Traits for wrapping up signed and/or time-bound objects

Overview

Frequently (for testing reasons or otherwise), we want to ensure that an object can only be used if a signature is valid, or if some timestamp is recent enough.

As an example, consider a self-signed certificate. You can parse it cheaply enough (and find its key by doing so), but you probably want to make sure that nobody will use that certificate unless its signature is correct and its timestamps are not expired.

With the tor-checkable crate, you can instead return an object that represents the certificate in its unchecked state. The caller can access the certificate, but only after checking the signature and the time.

This crate is part of Arti, a project to implement Tor in Rust. Many other crates in Arti depend on it, but it should be generally useful outside of Arti.

Design notes and alternatives

The types in this crate provide functions to return the underlying objects without checking them. This is very convenient for testing, though you wouldn't want to do it in production code. To prevent mistakes, these functions all begin with the word dangerously.

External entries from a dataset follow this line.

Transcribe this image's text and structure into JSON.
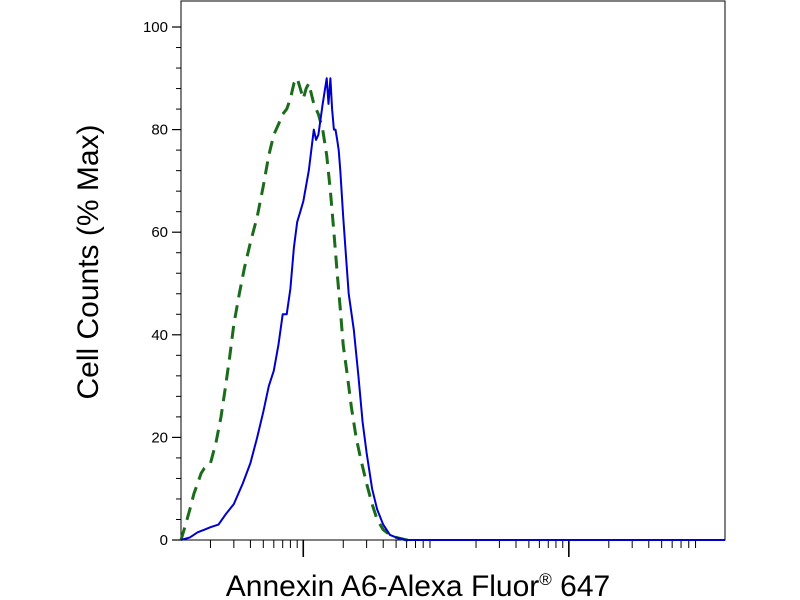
{
  "chart_data": {
    "type": "line",
    "title": "",
    "xlabel": "Annexin A6-Alexa Fluor",
    "xlabel_superscript": "®",
    "xlabel_suffix": " 647",
    "ylabel": "Cell Counts (% Max)",
    "x_scale": "log",
    "x_tick_labels_visible": false,
    "x_major_ticks": [
      100,
      10000
    ],
    "x_minor_ticks": [
      20,
      30,
      40,
      50,
      60,
      70,
      80,
      90,
      200,
      300,
      400,
      500,
      600,
      700,
      800,
      900,
      2000,
      3000,
      4000,
      5000,
      6000,
      7000,
      8000,
      9000,
      20000,
      30000,
      40000,
      50000,
      60000,
      70000,
      80000,
      90000
    ],
    "xlim": [
      12,
      150000
    ],
    "ylim": [
      0,
      100
    ],
    "y_ticks": [
      0,
      20,
      40,
      60,
      80,
      100
    ],
    "grid": false,
    "legend": "none",
    "series": [
      {
        "style": "dashed",
        "color": "#1a6b1a",
        "x": [
          12,
          13,
          14,
          15,
          16,
          17,
          18,
          20,
          22,
          24,
          26,
          28,
          30,
          33,
          36,
          40,
          45,
          50,
          55,
          60,
          65,
          70,
          75,
          80,
          85,
          90,
          95,
          100,
          105,
          110,
          115,
          120,
          125,
          130,
          140,
          150,
          160,
          170,
          180,
          190,
          200,
          215,
          230,
          250,
          270,
          300,
          330,
          360,
          400,
          450,
          500,
          600,
          700
        ],
        "y": [
          0,
          3,
          6,
          9,
          11,
          13,
          14,
          15,
          19,
          24,
          30,
          36,
          42,
          48,
          53,
          58,
          63,
          69,
          75,
          79,
          81,
          83,
          84,
          86,
          89,
          90,
          88,
          86,
          88,
          89,
          87,
          85,
          84,
          83,
          80,
          75,
          68,
          60,
          52,
          45,
          38,
          32,
          26,
          20,
          16,
          11,
          7,
          4,
          2,
          1,
          0.5,
          0,
          0
        ]
      },
      {
        "style": "solid",
        "color": "#0000cc",
        "x": [
          12,
          14,
          16,
          18,
          20,
          23,
          26,
          30,
          35,
          40,
          45,
          50,
          55,
          60,
          65,
          70,
          75,
          80,
          85,
          90,
          95,
          100,
          110,
          120,
          125,
          130,
          140,
          150,
          155,
          160,
          165,
          170,
          175,
          180,
          185,
          190,
          200,
          210,
          220,
          240,
          260,
          280,
          300,
          330,
          360,
          400,
          450,
          500,
          550,
          600,
          700,
          1000,
          10000,
          150000
        ],
        "y": [
          0,
          0.5,
          1.5,
          2,
          2.5,
          3,
          5,
          7,
          11,
          15,
          20,
          25,
          30,
          33,
          38,
          44,
          44,
          49,
          57,
          62,
          64,
          66,
          72,
          80,
          78,
          79,
          85,
          90,
          85,
          90,
          84,
          80,
          80,
          78,
          76,
          72,
          63,
          55,
          48,
          41,
          32,
          23,
          17,
          10,
          6,
          3,
          1,
          0.5,
          0.2,
          0,
          0,
          0,
          0,
          0
        ]
      }
    ]
  }
}
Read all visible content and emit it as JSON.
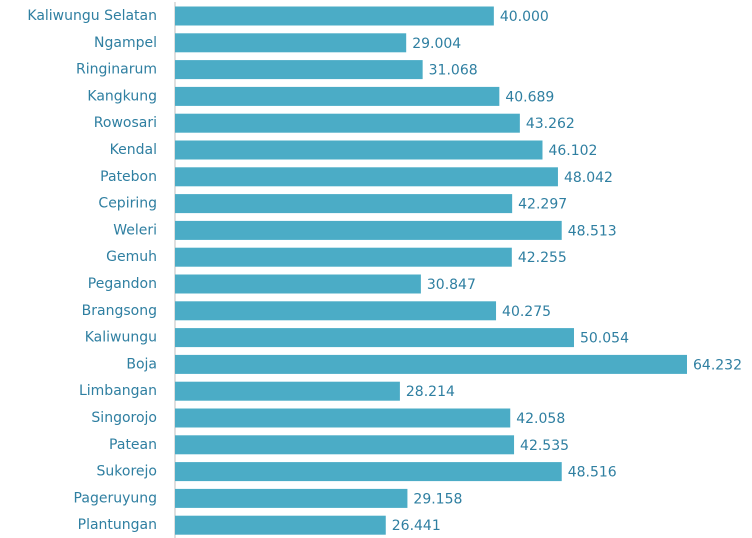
{
  "chart_data": {
    "type": "bar",
    "orientation": "horizontal",
    "color": "#4bacc6",
    "categories": [
      "Kaliwungu Selatan",
      "Ngampel",
      "Ringinarum",
      "Kangkung",
      "Rowosari",
      "Kendal",
      "Patebon",
      "Cepiring",
      "Weleri",
      "Gemuh",
      "Pegandon",
      "Brangsong",
      "Kaliwungu",
      "Boja",
      "Limbangan",
      "Singorojo",
      "Patean",
      "Sukorejo",
      "Pageruyung",
      "Plantungan"
    ],
    "values": [
      40000,
      29004,
      31068,
      40689,
      43262,
      46102,
      48042,
      42297,
      48513,
      42255,
      30847,
      40275,
      50054,
      64232,
      28214,
      42058,
      42535,
      48516,
      29158,
      26441
    ],
    "value_labels": [
      "40.000",
      "29.004",
      "31.068",
      "40.689",
      "43.262",
      "46.102",
      "48.042",
      "42.297",
      "48.513",
      "42.255",
      "30.847",
      "40.275",
      "50.054",
      "64.232",
      "28.214",
      "42.058",
      "42.535",
      "48.516",
      "29.158",
      "26.441"
    ]
  }
}
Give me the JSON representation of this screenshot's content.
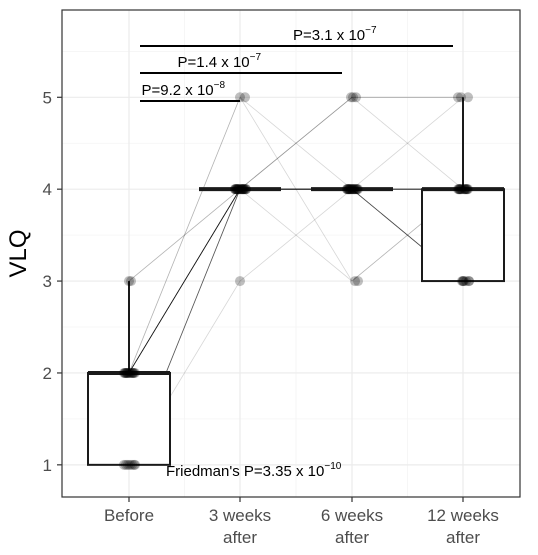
{
  "chart_data": {
    "type": "box",
    "ylabel": "VLQ",
    "xlabel": "",
    "ylim": [
      0.65,
      5.95
    ],
    "yticks": [
      1,
      2,
      3,
      4,
      5
    ],
    "grid": true,
    "categories": [
      "Before",
      "3 weeks\nafter",
      "6 weeks\nafter",
      "12 weeks\nafter"
    ],
    "boxes": [
      {
        "min": 1,
        "q1": 1,
        "median": 2,
        "q3": 2,
        "max": 3
      },
      {
        "min": 4,
        "q1": 4,
        "median": 4,
        "q3": 4,
        "max": 4
      },
      {
        "min": 4,
        "q1": 4,
        "median": 4,
        "q3": 4,
        "max": 4
      },
      {
        "min": 3,
        "q1": 3,
        "median": 4,
        "q3": 4,
        "max": 5
      }
    ],
    "subjects": [
      [
        1,
        4,
        4,
        4
      ],
      [
        1,
        4,
        4,
        4
      ],
      [
        1,
        4,
        4,
        3
      ],
      [
        1,
        4,
        5,
        5
      ],
      [
        1,
        4,
        4,
        4
      ],
      [
        1,
        3,
        4,
        3
      ],
      [
        2,
        4,
        4,
        4
      ],
      [
        2,
        4,
        4,
        3
      ],
      [
        2,
        4,
        4,
        4
      ],
      [
        2,
        4,
        5,
        4
      ],
      [
        2,
        4,
        4,
        4
      ],
      [
        2,
        4,
        4,
        3
      ],
      [
        2,
        4,
        4,
        4
      ],
      [
        2,
        4,
        4,
        5
      ],
      [
        2,
        5,
        4,
        3
      ],
      [
        2,
        4,
        4,
        4
      ],
      [
        2,
        4,
        4,
        4
      ],
      [
        2,
        5,
        3,
        4
      ],
      [
        2,
        4,
        4,
        3
      ],
      [
        3,
        4,
        4,
        4
      ],
      [
        3,
        4,
        5,
        5
      ],
      [
        2,
        4,
        4,
        4
      ],
      [
        2,
        4,
        3,
        4
      ],
      [
        1,
        4,
        4,
        3
      ]
    ],
    "comparisons": [
      {
        "from": 0,
        "to": 1,
        "p": "P=9.2 x 10",
        "exp": "−8"
      },
      {
        "from": 0,
        "to": 2,
        "p": "P=1.4 x 10",
        "exp": "−7"
      },
      {
        "from": 0,
        "to": 3,
        "p": "P=3.1 x 10",
        "exp": "−7"
      }
    ],
    "friedman": {
      "text": "Friedman's  P=3.35 x 10",
      "exp": "−10"
    }
  }
}
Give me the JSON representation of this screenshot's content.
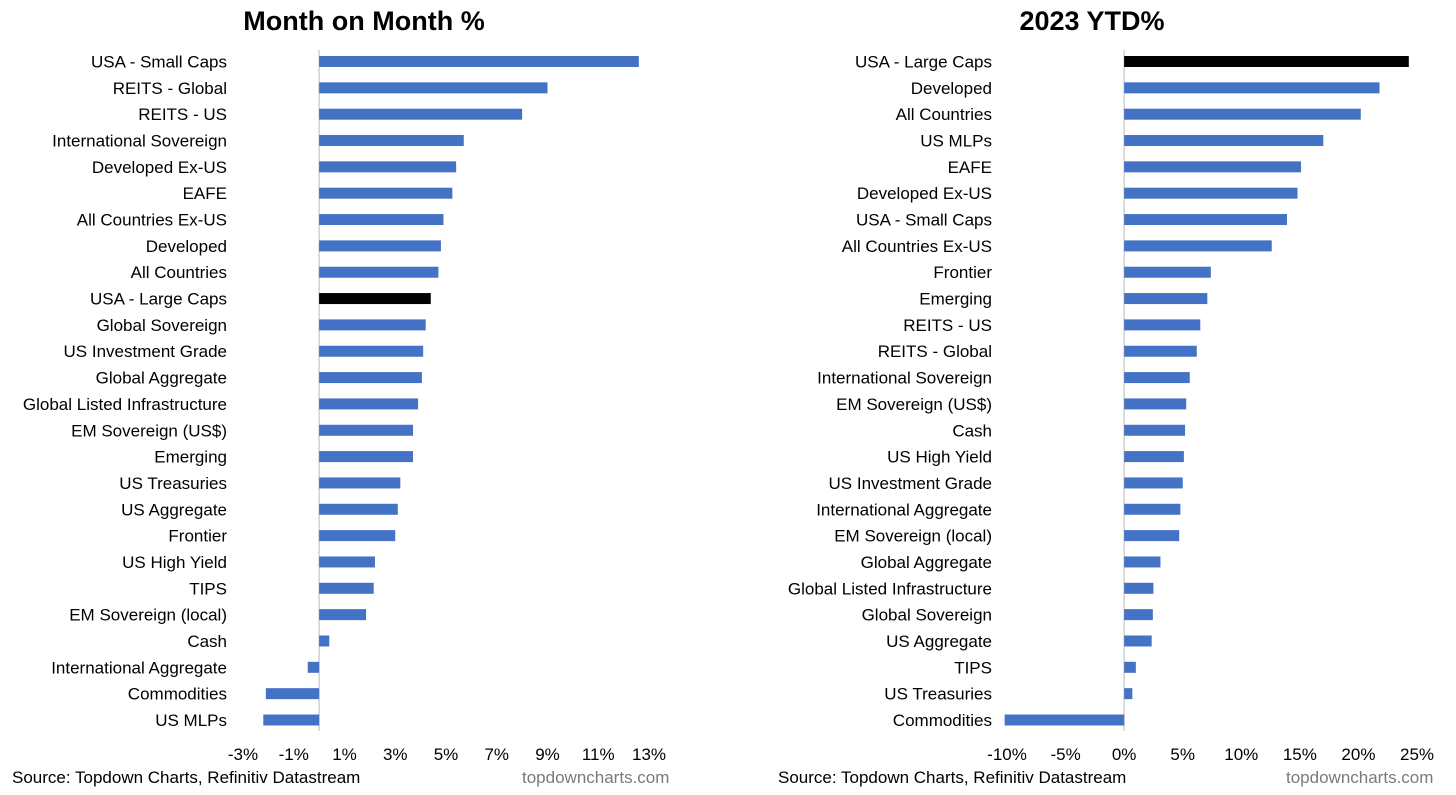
{
  "colors": {
    "bar": "#4472c4",
    "highlight": "#000000",
    "axis": "#d0d0d0"
  },
  "chart_data": [
    {
      "type": "bar",
      "orientation": "horizontal",
      "title": "Month on Month %",
      "highlight": "USA - Large Caps",
      "xlim": [
        -3,
        13
      ],
      "xticks": [
        -3,
        -1,
        1,
        3,
        5,
        7,
        9,
        11,
        13
      ],
      "tick_labels": [
        "-3%",
        "-1%",
        "1%",
        "3%",
        "5%",
        "7%",
        "9%",
        "11%",
        "13%"
      ],
      "categories": [
        "USA - Small Caps",
        "REITS - Global",
        "REITS - US",
        "International Sovereign",
        "Developed Ex-US",
        "EAFE",
        "All Countries Ex-US",
        "Developed",
        "All Countries",
        "USA - Large Caps",
        "Global Sovereign",
        "US Investment Grade",
        "Global Aggregate",
        "Global Listed Infrastructure",
        "EM Sovereign (US$)",
        "Emerging",
        "US Treasuries",
        "US Aggregate",
        "Frontier",
        "US High Yield",
        "TIPS",
        "EM Sovereign (local)",
        "Cash",
        "International Aggregate",
        "Commodities",
        "US MLPs"
      ],
      "values": [
        12.6,
        9.0,
        8.0,
        5.7,
        5.4,
        5.25,
        4.9,
        4.8,
        4.7,
        4.4,
        4.2,
        4.1,
        4.05,
        3.9,
        3.7,
        3.7,
        3.2,
        3.1,
        3.0,
        2.2,
        2.15,
        1.85,
        0.4,
        -0.45,
        -2.1,
        -2.2
      ],
      "source": "Source: Topdown Charts, Refinitiv Datastream",
      "site": "topdowncharts.com"
    },
    {
      "type": "bar",
      "orientation": "horizontal",
      "title": "2023 YTD%",
      "highlight": "USA - Large Caps",
      "xlim": [
        -10,
        25
      ],
      "xticks": [
        -10,
        -5,
        0,
        5,
        10,
        15,
        20,
        25
      ],
      "tick_labels": [
        "-10%",
        "-5%",
        "0%",
        "5%",
        "10%",
        "15%",
        "20%",
        "25%"
      ],
      "categories": [
        "USA - Large Caps",
        "Developed",
        "All Countries",
        "US MLPs",
        "EAFE",
        "Developed Ex-US",
        "USA - Small Caps",
        "All Countries Ex-US",
        "Frontier",
        "Emerging",
        "REITS - US",
        "REITS - Global",
        "International Sovereign",
        "EM Sovereign (US$)",
        "Cash",
        "US High Yield",
        "US Investment Grade",
        "International Aggregate",
        "EM Sovereign (local)",
        "Global Aggregate",
        "Global Listed Infrastructure",
        "Global Sovereign",
        "US Aggregate",
        "TIPS",
        "US Treasuries",
        "Commodities"
      ],
      "values": [
        24.3,
        21.8,
        20.2,
        17.0,
        15.1,
        14.8,
        13.9,
        12.6,
        7.4,
        7.1,
        6.5,
        6.2,
        5.6,
        5.3,
        5.2,
        5.1,
        5.0,
        4.8,
        4.7,
        3.1,
        2.5,
        2.45,
        2.35,
        1.0,
        0.7,
        -10.2
      ],
      "source": "Source: Topdown Charts, Refinitiv Datastream",
      "site": "topdowncharts.com"
    }
  ]
}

Another approach you might take is to put signature and timeliness checks inside your parsing function. But if you do that, it will get hard to test your code: you will only be able to parse certificates that are valid when the parser is running. And if you want to test parsing a new kind of certificate, you'll need to make sure to put a valid signature on it. (And all of this signature parsing will slow down any attempts to fuzz your parser.)

You could have your parser take a flag to tell it whether to check signatures and timeliness, but that could be error prone: if anybody sets the flag wrong, they will skip doing the checks.